Ich muß bey allen meinen Baugeschäfften noch für die Academie arbeiten, und dieses nimt mir auch die Sontage weg, da ich sonst noch Zeit hätte an meine Freünde zu schreiben. Die Meße wird Ihnen wol viel wiziges und unwiziges Zeüg schiken. Unter dem leztern zähle ich auch Langens Horaz. Ein geschikter Hanoveraner Nahmens Kayser, den ich persönlich kenne, ist Verfaßer der Poetischen Übersezung der Nachtgedanken.

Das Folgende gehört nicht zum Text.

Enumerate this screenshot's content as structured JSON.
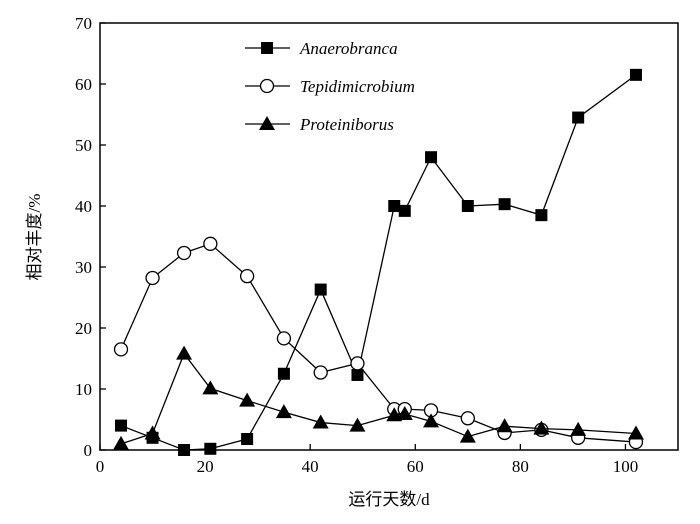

Ich zähle mit meiner Frauen alle Stunden der Ankunft des Noah entgegen, und schelte über die Langsamkeit der Leüte. Denn noch ist nichts hier. Ich Glükwünsche Ihnen von Herzen zu dieser Gebuhrt ihrer abnehmenden Jahre, die ihr Gedächtniß auf sichern Flügeln durch alle künftige Alter durchtragen und seegnen machen wird. Und ich glükwünsche mir, daß ich in den Tagen des Noah gelebt, den Verfaßer mit meinen Augen gesehen, ja so gar, als meinen Freünd geküßt habe. Die gegenwärtigen Zeiten, werden Ihnen, wie ich schon merke nicht überall Gerechtigkeit wiederfahren laßen. Sie werden sich aber nicht fürchten das Schiksal des Homers und so vieler großer Mahler zu haben, die den Hohen Tempel des allgemeinen Ruhms nur nach ihrem Tode bestiegen. Aber unsre Nachkommen, werden ihr Gedächtniß verehren. Zärtliche Väter und Mütter werden es Ihnen danken, wenn sie ein mal unter der Menge verderblicher Bücher ihren Söhnen und Töchtern ein Buch werden geben können, daraus sie Wißenschafft, Geist, Geschmak und reizende Schönheiten mit der ächtesten Tugend Verbunden, werden lernen können. Ich schließe hier bey der Menge der Empfindungen, die mich zu allzulangem Schreiben Verführen würden. Ich verbleibe mit den zärtlichsten Empfindungen

Meines werthesten Hrn. und Fr.
ergebenster Sulzer.

Berl. den 29 Aprill 52.

Überlieferung

H: ZB, Sign.: Nachlass Ms Bodmer 5a. – E: Körte 1804, S. 174–176 (Auszug).

Stellenkommentar

von vielen Sachen
In diesem Zeitraum in Berlin entstandene Briefe von Caspar Heß an Bodmer sind offenbar nicht überliefert.
Langens Horaz.
S. G. Lange, Des Quintus Horatius Flaccus Oden fünf Bücher und von der Dichtkunst ein Buch, poetisch übersetzt von S. G. Langen, 1752.
geschikter Hanoveraner Nahmens Kayser
Christian Bernhard Kaysers Teilübersetzung von Edward Youngs Klagen, oder Nachtgedanken über Leben, Tod, und Unsterblichkeit. Englisch und Deutsch. Die vier ersten Nächte erschien 1752 in Göttingen.